My other priority will be to continually gauge and respond to all members’ needs. This includes delivery of affordable and high-quality products and services like journals, magazines, conferences, and industry portals. While IEEE nurtures emerging technical areas and builds communities of technical professionals around them, it needs to offer more career resources for members who must keep up with advancing technology and maintain their competitiveness in a rapidly evolving career ecosystem.
With more than 4 million documents in the IEEE Xplore Digital Library, our members in academia need better, more intelligent tools to retrieve knowledge in addition to accessing traditional papers, titles and abstracts. Our members would benefit from productivity tools that use data analytics and are able to answer a technical question or recommend a design or algorithm to fit their specifications. While this goal may appear somewhat distant, it’s important to realize that five years ago we could not make inquiries with a smartphone and get instant answers, as we do today. I will lead IEEE in the direction of offering better search tools for research and design.
Our members in academia would also benefit from quick information exchange, especially in emerging technologies. As we nurture communities working in new technical areas, IEEE needs to continue to expand our support for sharing technical information and for networking. This includes facilitating inexpensive web-based workshops and conferences.

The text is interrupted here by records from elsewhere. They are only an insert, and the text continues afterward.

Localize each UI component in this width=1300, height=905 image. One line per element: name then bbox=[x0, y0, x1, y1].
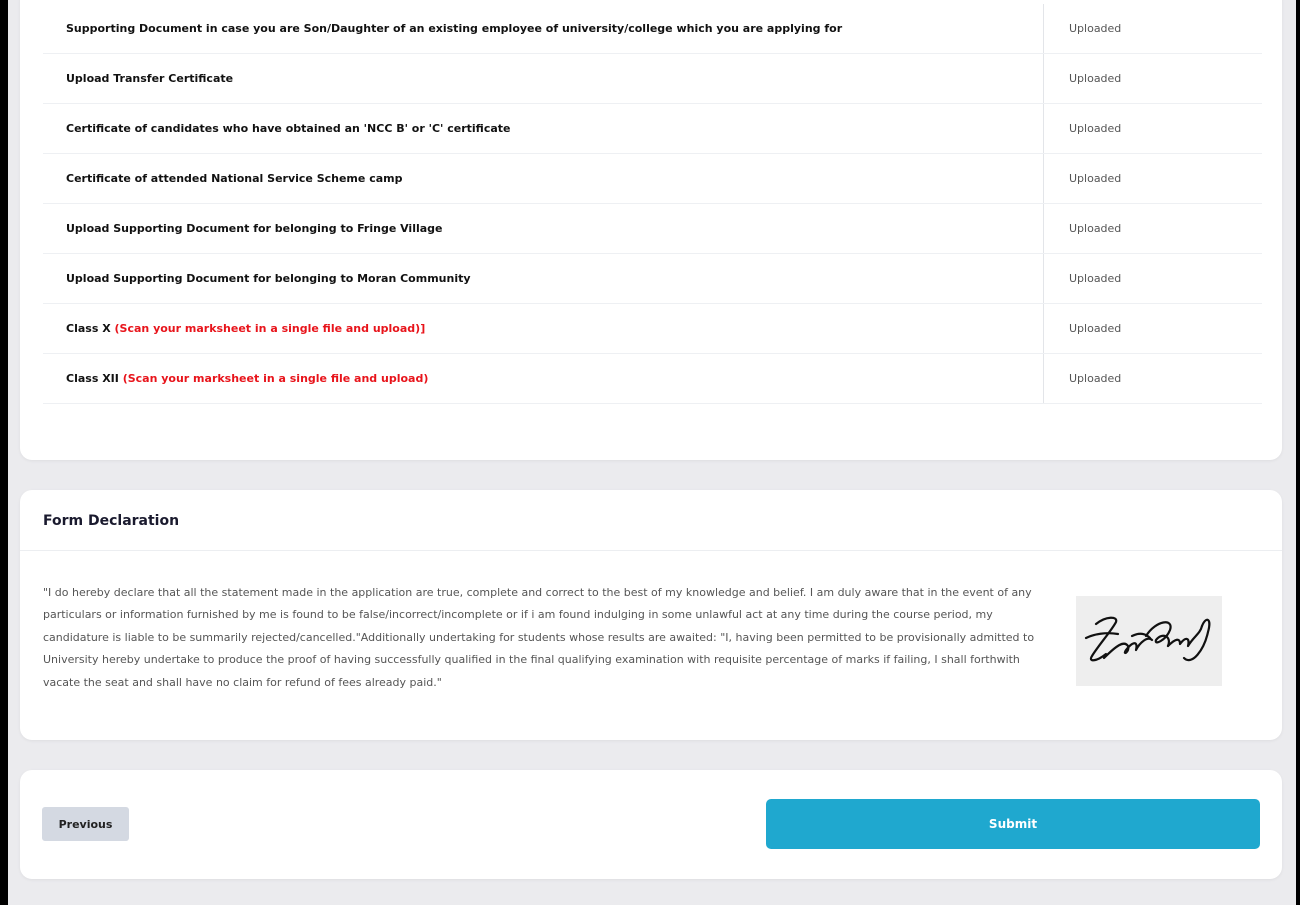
upload-status: Uploaded bbox=[1043, 53, 1262, 104]
document-label: Upload Transfer Certificate bbox=[43, 53, 1044, 104]
document-label: Upload Supporting Document for belonging… bbox=[43, 203, 1044, 254]
table-row: Class XII (Scan your marksheet in a sing… bbox=[43, 353, 1262, 404]
document-label: Class X (Scan your marksheet in a single… bbox=[43, 303, 1044, 354]
document-note: (Scan your marksheet in a single file an… bbox=[114, 322, 426, 335]
upload-status: Uploaded bbox=[1043, 303, 1262, 354]
signature-image bbox=[1076, 596, 1222, 686]
upload-status: Uploaded bbox=[1043, 4, 1262, 54]
document-label: Certificate of attended National Service… bbox=[43, 153, 1044, 204]
table-row: Upload Supporting Document for belonging… bbox=[43, 253, 1262, 304]
table-row: Upload Transfer Certificate Uploaded bbox=[43, 53, 1262, 104]
actions-card: Previous Submit bbox=[20, 770, 1282, 879]
document-label: Certificate of candidates who have obtai… bbox=[43, 103, 1044, 154]
declaration-title: Form Declaration bbox=[20, 490, 1282, 551]
document-label: Class XII (Scan your marksheet in a sing… bbox=[43, 353, 1044, 404]
upload-status: Uploaded bbox=[1043, 353, 1262, 404]
documents-table: Supporting Document in case you are Son/… bbox=[43, 4, 1262, 404]
documents-card: Supporting Document in case you are Son/… bbox=[20, 0, 1282, 460]
upload-status: Uploaded bbox=[1043, 203, 1262, 254]
table-row: Supporting Document in case you are Son/… bbox=[43, 4, 1262, 54]
document-note: (Scan your marksheet in a single file an… bbox=[122, 372, 429, 385]
upload-status: Uploaded bbox=[1043, 253, 1262, 304]
document-label: Supporting Document in case you are Son/… bbox=[43, 4, 1044, 54]
table-row: Class X (Scan your marksheet in a single… bbox=[43, 303, 1262, 354]
upload-status: Uploaded bbox=[1043, 103, 1262, 154]
table-row: Certificate of candidates who have obtai… bbox=[43, 103, 1262, 154]
table-row: Upload Supporting Document for belonging… bbox=[43, 203, 1262, 254]
submit-button[interactable]: Submit bbox=[766, 799, 1260, 849]
page-frame: Supporting Document in case you are Son/… bbox=[8, 0, 1296, 905]
table-row: Certificate of attended National Service… bbox=[43, 153, 1262, 204]
declaration-text: "I do hereby declare that all the statem… bbox=[43, 586, 1035, 689]
previous-button[interactable]: Previous bbox=[42, 807, 129, 841]
upload-status: Uploaded bbox=[1043, 153, 1262, 204]
declaration-card: Form Declaration "I do hereby declare th… bbox=[20, 490, 1282, 740]
document-label: Upload Supporting Document for belonging… bbox=[43, 253, 1044, 304]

IEEE’s periodicals are considered a hallmark of technical excellence. I feel privileged to have served as an editor-in-chief of one of our transactions and later as chair of three committees: Transactions, Periodicals, and Periodicals Review. Our authors and readers justifiably expect a shorter submission-to-publication time. Realizing these needs, as vice president of IEEE Technical Activities, I launched the “train-the-trainer” workshops aimed at continuous recruitment and training of reviewers and associate editors. In addition, if elected President, I will work with editors on publishing reproducible research that connects to data repositories. I will also promote editorial policies that increase article relevance for industry practitioners and embrace non-traditional works dealing with the impact of technology on society.
I joined IEEE more than 30 years ago because of my fascination with the profession. My membership opened up abundant opportunities for participation in conferences and publishing, and engaging with Societies and Boards. All of this has encouraged me to continue to contribute. I want to give back to the profession that has given me so much.
Volunteering for IEEE has afforded me many memorable experiences because I have always felt the trust, collegiality, and professionalism of the organization. One of my favorite events is certainly the annual IEEE Honors Ceremony, which validates the societal impact of the technologies we champion. The ceremony highlights the ways in which we touch peoples’ lives as we advance technology for humanity.